One of the most common interview questions for Machine Learning Engineers and Data Scientists goes something like this:
Describe the difference between Accuracy, Precision, and Recall.
(see Classification Metrics for a detailed answer)
Accuracy measures what percent of all predictions your model gets right, Precision measures out of all cases where you predicted a positive outcome what percent were you right, and Recall measures out of all of the true positive cases in your data what percent you predicted right. They all measure the efficacy of a model but in different ways.
The famous analogy is that if you’re predicting a rare cancer that is present in only 1% of patients, you can have an accuracy of 99% by simply always predicting “No Cancer” - but you would have a Recall and Precision of 0%. If you choose Accuracy as your primary metric you appear to have done quite well, but your model is completely ineffective.
When we begin developing a model for a specific task, one of the first things we must do is choose a set of evaluation metrics we will use to measure success. We choose these metrics before we start developing the model, because choosing metrics helps us align on the goals of the model. Choosing metrics is an intention-setting exercise, and it guides what steps we take next.
When we make changes to the model we measure whether or not the metrics improved to ensure we are on the right path.

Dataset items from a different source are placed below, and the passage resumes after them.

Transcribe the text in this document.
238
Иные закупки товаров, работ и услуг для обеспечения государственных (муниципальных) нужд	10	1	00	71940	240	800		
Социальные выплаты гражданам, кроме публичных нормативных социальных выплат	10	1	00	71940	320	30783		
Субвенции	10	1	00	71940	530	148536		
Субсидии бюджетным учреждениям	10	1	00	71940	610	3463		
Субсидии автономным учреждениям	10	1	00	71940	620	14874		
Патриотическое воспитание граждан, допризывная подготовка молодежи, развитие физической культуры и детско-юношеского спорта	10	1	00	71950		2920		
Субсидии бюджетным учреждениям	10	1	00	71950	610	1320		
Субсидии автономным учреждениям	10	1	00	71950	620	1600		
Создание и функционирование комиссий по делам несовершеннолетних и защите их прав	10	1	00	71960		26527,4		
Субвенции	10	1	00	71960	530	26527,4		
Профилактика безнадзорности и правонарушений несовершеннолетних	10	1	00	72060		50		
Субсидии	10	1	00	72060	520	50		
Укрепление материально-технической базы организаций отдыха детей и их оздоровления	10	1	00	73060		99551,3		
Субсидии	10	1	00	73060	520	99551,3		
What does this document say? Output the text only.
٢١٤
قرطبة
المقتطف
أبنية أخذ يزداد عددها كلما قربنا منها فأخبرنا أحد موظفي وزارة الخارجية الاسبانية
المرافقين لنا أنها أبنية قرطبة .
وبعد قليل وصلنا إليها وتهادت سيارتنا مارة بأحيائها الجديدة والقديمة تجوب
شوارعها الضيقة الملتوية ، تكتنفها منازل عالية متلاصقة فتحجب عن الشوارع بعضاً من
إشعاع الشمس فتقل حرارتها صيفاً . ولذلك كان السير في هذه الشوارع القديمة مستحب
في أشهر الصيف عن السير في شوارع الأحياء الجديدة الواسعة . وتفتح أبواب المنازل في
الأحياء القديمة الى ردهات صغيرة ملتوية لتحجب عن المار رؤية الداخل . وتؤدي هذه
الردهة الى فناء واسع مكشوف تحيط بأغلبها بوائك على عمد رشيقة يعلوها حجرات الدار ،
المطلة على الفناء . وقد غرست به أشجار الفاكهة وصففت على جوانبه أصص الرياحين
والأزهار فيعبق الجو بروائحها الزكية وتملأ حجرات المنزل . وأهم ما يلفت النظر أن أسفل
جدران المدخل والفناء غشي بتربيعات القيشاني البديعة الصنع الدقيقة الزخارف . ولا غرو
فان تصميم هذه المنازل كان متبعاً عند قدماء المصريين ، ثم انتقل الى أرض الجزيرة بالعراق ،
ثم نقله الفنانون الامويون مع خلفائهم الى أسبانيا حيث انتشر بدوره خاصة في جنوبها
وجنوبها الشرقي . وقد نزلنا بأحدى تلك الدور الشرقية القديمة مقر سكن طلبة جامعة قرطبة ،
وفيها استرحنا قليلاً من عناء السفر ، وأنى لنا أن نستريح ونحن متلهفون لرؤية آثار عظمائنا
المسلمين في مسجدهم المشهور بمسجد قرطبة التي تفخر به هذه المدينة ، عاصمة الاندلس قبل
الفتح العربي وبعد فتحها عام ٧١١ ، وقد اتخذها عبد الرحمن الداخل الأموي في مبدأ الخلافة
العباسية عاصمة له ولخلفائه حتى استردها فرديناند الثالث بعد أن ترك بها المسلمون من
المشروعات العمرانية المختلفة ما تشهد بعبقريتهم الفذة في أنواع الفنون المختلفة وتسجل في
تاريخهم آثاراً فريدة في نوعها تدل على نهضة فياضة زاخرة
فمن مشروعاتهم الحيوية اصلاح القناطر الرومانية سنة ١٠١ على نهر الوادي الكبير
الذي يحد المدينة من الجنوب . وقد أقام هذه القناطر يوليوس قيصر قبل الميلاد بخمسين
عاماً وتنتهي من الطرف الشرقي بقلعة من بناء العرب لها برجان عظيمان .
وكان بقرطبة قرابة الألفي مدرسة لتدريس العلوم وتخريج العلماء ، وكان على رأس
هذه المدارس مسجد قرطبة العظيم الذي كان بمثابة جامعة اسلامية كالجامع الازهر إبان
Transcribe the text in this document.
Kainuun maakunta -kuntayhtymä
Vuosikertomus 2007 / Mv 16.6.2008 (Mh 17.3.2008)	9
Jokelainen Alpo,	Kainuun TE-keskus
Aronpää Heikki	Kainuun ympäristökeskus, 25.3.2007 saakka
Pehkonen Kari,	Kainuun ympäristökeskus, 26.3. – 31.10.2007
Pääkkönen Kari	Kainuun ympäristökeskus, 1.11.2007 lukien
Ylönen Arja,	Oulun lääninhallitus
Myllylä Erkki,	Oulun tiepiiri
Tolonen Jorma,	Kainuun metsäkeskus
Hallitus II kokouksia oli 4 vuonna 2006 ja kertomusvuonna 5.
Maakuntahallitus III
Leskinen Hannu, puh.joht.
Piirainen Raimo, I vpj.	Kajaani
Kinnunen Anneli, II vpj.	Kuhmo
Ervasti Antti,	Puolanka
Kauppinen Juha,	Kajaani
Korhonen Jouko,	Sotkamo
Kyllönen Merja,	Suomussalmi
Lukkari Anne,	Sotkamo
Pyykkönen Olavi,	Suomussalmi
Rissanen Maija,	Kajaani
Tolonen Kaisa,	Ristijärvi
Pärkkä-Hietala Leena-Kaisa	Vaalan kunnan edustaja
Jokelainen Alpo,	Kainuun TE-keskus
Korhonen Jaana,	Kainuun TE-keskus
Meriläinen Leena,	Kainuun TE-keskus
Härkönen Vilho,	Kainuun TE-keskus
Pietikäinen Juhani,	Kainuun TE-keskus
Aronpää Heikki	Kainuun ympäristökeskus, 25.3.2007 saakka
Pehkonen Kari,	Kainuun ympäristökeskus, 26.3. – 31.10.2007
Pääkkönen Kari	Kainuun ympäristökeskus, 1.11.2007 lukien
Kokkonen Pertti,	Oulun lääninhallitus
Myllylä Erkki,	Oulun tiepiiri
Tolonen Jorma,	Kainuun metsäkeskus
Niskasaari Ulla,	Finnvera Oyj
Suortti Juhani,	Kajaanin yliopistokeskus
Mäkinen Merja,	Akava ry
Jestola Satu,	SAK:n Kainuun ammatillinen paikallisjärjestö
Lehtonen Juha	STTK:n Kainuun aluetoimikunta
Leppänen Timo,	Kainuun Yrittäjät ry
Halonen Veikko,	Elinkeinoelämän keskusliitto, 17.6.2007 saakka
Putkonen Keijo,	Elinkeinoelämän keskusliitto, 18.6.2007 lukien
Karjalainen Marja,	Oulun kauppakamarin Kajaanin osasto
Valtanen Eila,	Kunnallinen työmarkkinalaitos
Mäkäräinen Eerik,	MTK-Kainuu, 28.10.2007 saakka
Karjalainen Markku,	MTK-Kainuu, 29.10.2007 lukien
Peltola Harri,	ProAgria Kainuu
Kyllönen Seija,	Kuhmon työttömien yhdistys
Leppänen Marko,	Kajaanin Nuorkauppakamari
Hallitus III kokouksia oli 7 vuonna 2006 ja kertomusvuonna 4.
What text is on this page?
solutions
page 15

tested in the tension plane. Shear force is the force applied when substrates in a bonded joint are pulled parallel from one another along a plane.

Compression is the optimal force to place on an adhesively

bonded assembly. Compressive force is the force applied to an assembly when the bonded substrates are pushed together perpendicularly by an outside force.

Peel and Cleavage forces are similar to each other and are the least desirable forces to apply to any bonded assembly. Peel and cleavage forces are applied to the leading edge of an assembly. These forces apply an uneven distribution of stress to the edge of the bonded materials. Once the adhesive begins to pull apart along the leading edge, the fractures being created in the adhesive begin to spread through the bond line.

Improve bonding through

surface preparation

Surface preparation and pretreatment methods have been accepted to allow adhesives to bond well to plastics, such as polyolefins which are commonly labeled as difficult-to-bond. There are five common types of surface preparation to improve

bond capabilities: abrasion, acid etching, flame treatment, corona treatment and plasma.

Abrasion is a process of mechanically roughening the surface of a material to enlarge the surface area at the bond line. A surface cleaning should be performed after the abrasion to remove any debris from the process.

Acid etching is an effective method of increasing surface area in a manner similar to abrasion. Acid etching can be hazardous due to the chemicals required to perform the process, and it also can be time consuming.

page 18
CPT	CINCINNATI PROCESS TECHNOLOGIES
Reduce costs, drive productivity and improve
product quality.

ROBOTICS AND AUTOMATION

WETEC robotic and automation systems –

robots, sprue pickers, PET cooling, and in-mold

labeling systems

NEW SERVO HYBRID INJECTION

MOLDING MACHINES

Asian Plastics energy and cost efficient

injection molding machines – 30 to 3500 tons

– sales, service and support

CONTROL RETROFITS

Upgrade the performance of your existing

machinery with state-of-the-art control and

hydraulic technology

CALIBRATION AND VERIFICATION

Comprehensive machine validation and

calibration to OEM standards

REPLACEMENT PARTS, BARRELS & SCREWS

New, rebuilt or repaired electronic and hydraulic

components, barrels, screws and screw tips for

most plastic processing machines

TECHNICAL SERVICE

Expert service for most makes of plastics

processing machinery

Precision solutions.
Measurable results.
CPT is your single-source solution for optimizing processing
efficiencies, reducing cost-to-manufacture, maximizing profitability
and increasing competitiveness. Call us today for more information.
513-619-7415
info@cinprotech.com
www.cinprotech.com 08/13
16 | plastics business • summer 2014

We explore techniques and parameter tweaks that will have the biggest impact on these metrics. We compare multiple different models using these metrics to see which is “best.” Do you see what I’m getting at here?
If you choose the wrong metrics, you end up with a model that is optimized for the wrong goal - and we’re not just talking about machine learning anymore.
Are you healthy? Are you measuring your mile time, body-weight percentage, Apo-B, or daily step count?
Are you successful? Are you measuring your net worth, yearly salary, savings rate, or the hours per week you spend working for someone else?
Are you happy? Are you measuring the number of attendees at your annual birthday party, the duration of your longest romantic partnership, the average number of international trips you take per year, your Cortisol levels, or your meditation streak?
The metrics you choose will guide the choices you make. They will influence how you compare yourself to others. They will determine your sense of “enough.”
No metric is better than the other - measuring them just leads to different outcomes. So which outcome do you want to optimize?